Am I on the right track with these questions?
Find expressions for each of the following. (Leave your answer as a mathematical expression rather than a number.)
1) The number of strings of $7$ lower case letters (a–z) that do not contain any letter twice or more.
I believe 1 is an ordered selection without repetition that is represented by $$\frac{26!}{(26-7)!}$$
2) The number of binary strings of length $50$ that contain at most three 1s.
I believe 2 is an unordered selection with repetition that is represented by
$$\frac{(50 + 3 - 1)!}{3!(50 - 1)!} + \frac{(50 + 2 - 1)!}{2!(50 - 1)!} + \frac{(50 + 1 - 1)!)}{1!(50 - 1)!}$$
3) The number of ternary strings of length $10$ (strings of 0s, 1s and 2s) containing exactly one 1 and exactly four 2s.
I believe this is ordered with repetition but I am not sure how I would represent this.
Is my way of thinking correct?
Your interpretation that this is a permutation of $7$ distinct letters selected from the $26$ lower case letters of the alphabet is correct, as is your answer.
There are four cases.

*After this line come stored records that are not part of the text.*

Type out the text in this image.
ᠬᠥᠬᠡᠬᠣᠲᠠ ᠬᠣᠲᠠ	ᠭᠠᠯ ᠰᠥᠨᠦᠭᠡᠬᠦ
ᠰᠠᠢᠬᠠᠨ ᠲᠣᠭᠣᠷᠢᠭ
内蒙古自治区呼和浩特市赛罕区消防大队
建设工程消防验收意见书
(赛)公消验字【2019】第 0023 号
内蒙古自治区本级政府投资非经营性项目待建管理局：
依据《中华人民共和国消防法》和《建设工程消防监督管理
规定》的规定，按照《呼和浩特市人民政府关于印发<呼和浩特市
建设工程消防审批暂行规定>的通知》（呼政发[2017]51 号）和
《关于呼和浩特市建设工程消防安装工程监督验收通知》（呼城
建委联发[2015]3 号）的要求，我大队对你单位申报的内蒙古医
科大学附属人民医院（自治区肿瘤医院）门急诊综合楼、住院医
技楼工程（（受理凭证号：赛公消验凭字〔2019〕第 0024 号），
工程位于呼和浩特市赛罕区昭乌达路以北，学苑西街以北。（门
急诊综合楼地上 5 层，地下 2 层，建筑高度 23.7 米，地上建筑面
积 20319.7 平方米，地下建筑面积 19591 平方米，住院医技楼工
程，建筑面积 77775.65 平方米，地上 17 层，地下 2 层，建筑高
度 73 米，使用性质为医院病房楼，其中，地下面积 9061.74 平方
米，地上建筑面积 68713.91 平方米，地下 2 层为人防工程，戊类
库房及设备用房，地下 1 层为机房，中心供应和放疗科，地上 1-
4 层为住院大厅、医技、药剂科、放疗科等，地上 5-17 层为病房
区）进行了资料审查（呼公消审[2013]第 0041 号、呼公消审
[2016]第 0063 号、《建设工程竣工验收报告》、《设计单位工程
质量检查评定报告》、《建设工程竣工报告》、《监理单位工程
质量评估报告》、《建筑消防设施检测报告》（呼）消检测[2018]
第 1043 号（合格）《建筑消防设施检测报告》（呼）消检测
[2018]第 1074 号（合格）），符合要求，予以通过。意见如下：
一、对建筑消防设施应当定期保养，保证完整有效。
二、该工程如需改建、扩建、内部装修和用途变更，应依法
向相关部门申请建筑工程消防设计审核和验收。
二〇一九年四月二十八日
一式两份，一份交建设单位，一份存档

The binary string contains no 1s, one 1, two 1s, or three 1s. The number of binary strings of length $50$ that contain exactly $k$ 1s is $\binom{50}{k}$. Hence, the number of binary strings of length $50$ that contain at most three 1s is $$\sum_{k = 0}^{3} \binom{50}{k} = \binom{50}{0} + \binom{50}{1} + \binom{50}{2} + \binom{50}{3}$$
Notice that a ternary string of length $10$ that contains exactly one 1 and exactly four 2s must contain exactly $10 - 1 - 4 = 5$ 0s. Choose one of the ten positions for the 1, four of the remaining nine positions for the four 2s, and all five of the remaining five positions for the five 0s. $$\binom{10}{1}\binom{9}{4}\binom{5}{5}$$ This expression can be simplified as follows: $$\binom{10}{1}\binom{9}{4}\binom{5}{5} = \frac{10!}{1!9!} \cdot \frac{9!}{4!5!} \cdot \frac{5!}{5!0!} = \frac{10!}{1!4!5!0!} = \frac{10!}{1!4!5!}$$ since $0! = 1$. While $1! = 1$, I chose to leave it in the denominator so that you could see that the terms in the denominator correspond to the number of appearances of each digit in the ternary string. The factor $4!$ represents the number of ways the four 2s can be permuted among themselves within an arrangement without producing an arrangement distinguishable from the original arrangement. The factor $5!$ represents the number of ways the five 0s can be permuted among themselves within an arrangement without producing an arrangement distinguishable from the original arrangement.